A strength of our study is that we built on the work conducted by the EORTC MESCC working group to ensure the attributes in the MESCC module were appropriate and representative of the MESCC disease process. A limitation of our study is that we did not assess criterion validity by comparing utilities obtained by SOAP MESCC and a “gold standard” [
32]. This could be done by having patients with MESCC value their own health using the SOAP MESCC module and comparing these utility valuations with those derived from a generic health questionnaire. We did not have the resources to conduct such a study. Furthermore, measures of logical validity, reproducibility, and responsiveness are more relevant than MESCC criterion validity to investigators considering developing modules for new diseases.

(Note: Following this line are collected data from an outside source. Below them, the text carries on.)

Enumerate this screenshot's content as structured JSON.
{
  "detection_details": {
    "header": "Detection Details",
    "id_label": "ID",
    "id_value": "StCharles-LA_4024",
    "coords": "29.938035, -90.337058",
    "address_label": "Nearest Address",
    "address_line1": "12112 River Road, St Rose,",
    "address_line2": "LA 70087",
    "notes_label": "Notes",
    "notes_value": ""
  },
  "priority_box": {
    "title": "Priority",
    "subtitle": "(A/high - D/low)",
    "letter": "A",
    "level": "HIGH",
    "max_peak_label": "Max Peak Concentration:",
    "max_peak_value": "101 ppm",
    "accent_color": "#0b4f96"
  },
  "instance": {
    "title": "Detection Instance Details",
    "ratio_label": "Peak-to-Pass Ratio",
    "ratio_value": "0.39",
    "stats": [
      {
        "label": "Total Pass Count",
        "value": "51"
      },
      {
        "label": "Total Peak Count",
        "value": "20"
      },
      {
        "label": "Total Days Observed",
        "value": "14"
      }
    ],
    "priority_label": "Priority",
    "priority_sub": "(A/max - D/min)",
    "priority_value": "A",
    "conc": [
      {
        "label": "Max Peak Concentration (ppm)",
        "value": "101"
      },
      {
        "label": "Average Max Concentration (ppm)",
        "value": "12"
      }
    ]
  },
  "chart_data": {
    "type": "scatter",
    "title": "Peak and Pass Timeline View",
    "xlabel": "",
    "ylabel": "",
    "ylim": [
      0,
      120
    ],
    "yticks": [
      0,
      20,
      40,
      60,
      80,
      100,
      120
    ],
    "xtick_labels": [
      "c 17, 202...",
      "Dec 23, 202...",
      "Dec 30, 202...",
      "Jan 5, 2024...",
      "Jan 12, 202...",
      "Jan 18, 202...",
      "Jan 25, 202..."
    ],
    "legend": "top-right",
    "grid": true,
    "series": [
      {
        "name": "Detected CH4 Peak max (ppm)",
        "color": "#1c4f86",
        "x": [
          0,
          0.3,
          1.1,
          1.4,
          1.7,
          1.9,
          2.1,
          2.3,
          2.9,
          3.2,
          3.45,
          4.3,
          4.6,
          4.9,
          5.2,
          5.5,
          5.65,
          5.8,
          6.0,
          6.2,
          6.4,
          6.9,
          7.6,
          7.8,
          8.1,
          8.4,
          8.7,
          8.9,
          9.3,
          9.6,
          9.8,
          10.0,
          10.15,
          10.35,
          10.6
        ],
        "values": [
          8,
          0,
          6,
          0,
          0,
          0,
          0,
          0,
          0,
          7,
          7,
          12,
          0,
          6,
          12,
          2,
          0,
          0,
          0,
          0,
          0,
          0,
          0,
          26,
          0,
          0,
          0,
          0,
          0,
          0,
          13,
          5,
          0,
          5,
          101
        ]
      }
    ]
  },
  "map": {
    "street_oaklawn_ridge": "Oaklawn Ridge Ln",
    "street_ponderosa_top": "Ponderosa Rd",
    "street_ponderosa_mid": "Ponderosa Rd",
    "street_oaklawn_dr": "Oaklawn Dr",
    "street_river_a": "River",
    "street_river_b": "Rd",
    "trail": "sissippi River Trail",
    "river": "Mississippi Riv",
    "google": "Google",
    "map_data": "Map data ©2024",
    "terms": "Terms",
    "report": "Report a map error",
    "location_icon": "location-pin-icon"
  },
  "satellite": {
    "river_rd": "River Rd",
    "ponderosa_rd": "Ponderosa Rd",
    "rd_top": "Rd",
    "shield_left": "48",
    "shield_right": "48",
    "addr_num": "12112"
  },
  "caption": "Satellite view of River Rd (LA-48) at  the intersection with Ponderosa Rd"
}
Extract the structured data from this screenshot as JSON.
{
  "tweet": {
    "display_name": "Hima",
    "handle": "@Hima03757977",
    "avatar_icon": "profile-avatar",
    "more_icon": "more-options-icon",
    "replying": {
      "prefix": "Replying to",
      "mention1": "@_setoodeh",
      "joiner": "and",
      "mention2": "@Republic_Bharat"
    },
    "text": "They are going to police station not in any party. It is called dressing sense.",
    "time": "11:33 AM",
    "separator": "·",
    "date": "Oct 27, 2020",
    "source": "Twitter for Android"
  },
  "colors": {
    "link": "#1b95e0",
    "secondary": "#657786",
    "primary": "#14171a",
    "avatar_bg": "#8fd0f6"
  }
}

To our knowledge, this is the first validated open-source, web-based, self-directed utility valuation module. For the first application of the SOAP platform, we developed a module for MESCC health states. We have demonstrated the SOAP MESCC module is valid, reproducible, and responsive for obtaining ex ante utilities. Considering the successful psychometric validation of the SOAP MESCC module, other investigators can consider developing modules for other diseases where direct utility valuation is needed.
Compliance with Ethical Standards
All procedures performed in studies involving human participants were in accordance with the ethical standards of The Ottawa Hospital Research Ethics Board and with the 1964 Helsinki declaration and its later amendments or comparable ethical standards.